Las aventuras de Huckleberry Finn
Las aventuras de Huckleberry Finn Jim contempló la porquería acumulada; luego me miró a mí y, después, volvió a mirar la porquería. Se le había metido el sueño de tal modo en la cabeza que parecía no poder sacudírselo de encima y conseguir que la realidad fuera ocupando, nuevamente, su lugar. Pero, cuando consiguió ordenarlo todo mentalmente, se revolvió y me miró fijamente, sin sonreír, y dijo:
—¿Que qué representan? Ahora te lo diré. Cuando me quedé agotado de tanto trabajar, y de llamarte, y me quedé dormido, tenía casi partido el corazón porque estabas perdido y me tenía sin cuidado ya lo que pudiera ocurrirle a la balsa. Y, cuando me desperté y te encontré de nuevo a mi lado, sano y salvo, se me saltaron las lágrimas y me entraron ganas de dejarme caer de rodillas y besarte los pies, tan inmensa era mi alegría.
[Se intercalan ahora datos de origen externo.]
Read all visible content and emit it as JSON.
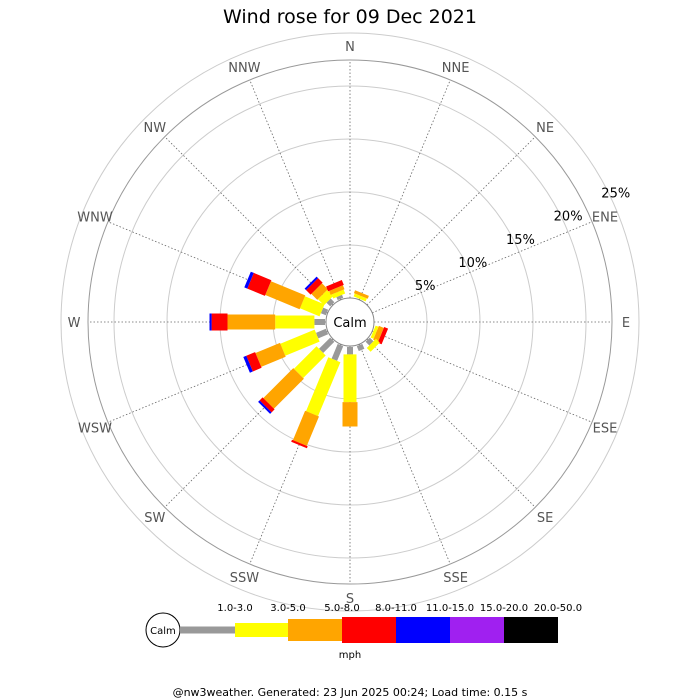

Y tú, en lo único que estabas pensando era en la manera de tomarle el pelo al viejo Jim con una mentira. Eso que hay encima de la balsa es porquería y porquería es la gente que tira tierra encima de la cabeza de un amigo y le avergüenza.
Después se levantó muy despacio, y se dirigió al cobertizo y entró en él, sin decir una palabra más. Pero había dicho bastante. Me hizo sentir tan miserable que casi le hubiese besado yo el pie para que retirara aquellas palabras.